Subsequent to Goa’s legal disconnection from the Portuguese world due to the annexation of the territory by the Indian Union in 1961, Goan identity has been reformulated by Indian nationalists to reflect a narrower character. Following the national lead, itself obsessed with brahmanical origins, Goan elites have crafted a local identity that is focussed on an imagined Sanskritic past, when in fact Goan culture is knit from heterogeneous strands. Navelcar’s efforts in this untitled piece counter this Indian nationalist tendency, demonstrating instead the centuries-old, and continuing, connections between Goans and the larger Indian Ocean world within which they are situated.

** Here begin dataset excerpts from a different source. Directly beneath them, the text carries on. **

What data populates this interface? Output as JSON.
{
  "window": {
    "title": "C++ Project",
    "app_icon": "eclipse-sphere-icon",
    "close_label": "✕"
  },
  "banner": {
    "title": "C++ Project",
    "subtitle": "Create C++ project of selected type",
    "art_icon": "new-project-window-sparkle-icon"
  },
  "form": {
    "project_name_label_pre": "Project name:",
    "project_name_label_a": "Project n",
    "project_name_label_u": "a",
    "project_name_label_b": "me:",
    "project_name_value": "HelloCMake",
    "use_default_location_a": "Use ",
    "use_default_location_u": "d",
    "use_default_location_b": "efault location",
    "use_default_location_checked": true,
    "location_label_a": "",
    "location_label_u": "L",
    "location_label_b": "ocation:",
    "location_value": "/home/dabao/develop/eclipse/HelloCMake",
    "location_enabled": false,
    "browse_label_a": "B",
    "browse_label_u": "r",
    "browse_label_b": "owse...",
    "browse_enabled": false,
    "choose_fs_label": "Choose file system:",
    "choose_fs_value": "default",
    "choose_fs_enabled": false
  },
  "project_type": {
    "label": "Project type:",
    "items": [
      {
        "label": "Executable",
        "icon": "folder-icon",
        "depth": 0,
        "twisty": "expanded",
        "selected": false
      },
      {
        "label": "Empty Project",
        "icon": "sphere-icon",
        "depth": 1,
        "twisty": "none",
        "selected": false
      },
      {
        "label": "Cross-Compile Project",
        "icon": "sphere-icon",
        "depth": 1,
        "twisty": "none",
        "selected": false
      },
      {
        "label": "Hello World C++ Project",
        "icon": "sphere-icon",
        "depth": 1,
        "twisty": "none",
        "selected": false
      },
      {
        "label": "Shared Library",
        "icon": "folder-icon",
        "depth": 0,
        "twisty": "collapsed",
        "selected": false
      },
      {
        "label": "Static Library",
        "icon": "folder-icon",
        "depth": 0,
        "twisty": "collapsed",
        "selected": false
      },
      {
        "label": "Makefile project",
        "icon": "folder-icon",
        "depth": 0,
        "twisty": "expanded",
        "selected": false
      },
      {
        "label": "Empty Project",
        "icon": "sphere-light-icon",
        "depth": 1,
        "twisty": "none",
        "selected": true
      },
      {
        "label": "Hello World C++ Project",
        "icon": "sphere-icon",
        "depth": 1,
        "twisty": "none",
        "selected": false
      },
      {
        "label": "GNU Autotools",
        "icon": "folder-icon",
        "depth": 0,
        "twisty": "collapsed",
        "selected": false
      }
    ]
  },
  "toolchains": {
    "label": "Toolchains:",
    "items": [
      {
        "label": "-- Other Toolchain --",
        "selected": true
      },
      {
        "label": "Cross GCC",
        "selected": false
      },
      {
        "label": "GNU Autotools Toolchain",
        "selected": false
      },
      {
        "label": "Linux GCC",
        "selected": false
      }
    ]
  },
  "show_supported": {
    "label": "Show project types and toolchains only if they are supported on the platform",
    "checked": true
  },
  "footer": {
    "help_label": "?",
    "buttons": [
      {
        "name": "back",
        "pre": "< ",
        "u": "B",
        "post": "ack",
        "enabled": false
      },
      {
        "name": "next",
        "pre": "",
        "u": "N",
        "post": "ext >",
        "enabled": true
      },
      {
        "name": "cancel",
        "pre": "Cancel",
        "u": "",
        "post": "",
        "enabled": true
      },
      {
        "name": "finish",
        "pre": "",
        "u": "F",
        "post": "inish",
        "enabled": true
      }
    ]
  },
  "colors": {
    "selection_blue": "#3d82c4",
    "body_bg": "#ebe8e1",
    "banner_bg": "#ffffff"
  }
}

The ties between Goans and Arabs predate the migration of the former to the Gulf states as a result of the economic boom of the 1950s. The eastern coastline of the Arabian Sea was frequented by Arab traders even prior to the latter’s conversion to Islam. For example, the myths associated with the figure of Cheraman Perumal, the Chera ruler of the territories  that now constitute contemporary Kerala, evidence this ancient proximity. In one myth, the ruler, a contemporary of the Prophet Mohammed, witnessed the splitting of the moon. On learning from visiting Arab traders of a similar event involving the Prophet, Perumal is reported to have renounced his kingdom, travelled to Mecca, and converted to Islam. In the context of such exchange, one could enquire whether Navelcar’s present work operates as a suggestion of the “stupidity” or “foolishness” of contemporary identity-framers who tether Goan identity to a Sanskritic one alone, while obscuring the various pluri-continental strands that have and continue to constitute Goan identities.

Further, Arabic is not a language internal to Goan heritage alone. It is also inherent to the other spaces through which this exhibition tracks the journey of Navelcar: Portugal and Mozambique. Arabic was an Iberian language prior to the establishment of the Frankish kingdom of Portugal. As such, a reconnection with the language is critical to the future of Portugal if it is to move away from those historiographies of the country that are racialized and parochial. Being part of the Swahili coast, Arabic similarly maintains a visceral presence in parts of Mozambique. It turns out, therefore, that Arabic is not as alien to Navelcar’s world as it might first appear. Thereupon, his artistic practice could be viewed as a challenge to the postcolonial nationalisms that besiege the various locations in his world: Goa, Portugal, and Mozambique.

If such is the artist’s intent, then Navelcar’s choice of idiom, and his practice at perfecting his Arabic calligraphic skill, suggest that there is in fact a cure for foolishness. The remedy lies in the opening of one’s self to the larger world. Foolishness, after all, is not so much a naturally existing state, but a stubborn refusal to see the world as it is.

(A version of this text was first published in the catalogue organised by R. Benedito Ferrao that accompanies the exhibition 'Goa / Portugal / Mozambique - The Many Lives of Vamona Navelcar' organised by the Al-Zulaij Collective, at the Fundação Oriente India from 12 Dec 2017 - 12 Jan 2018.)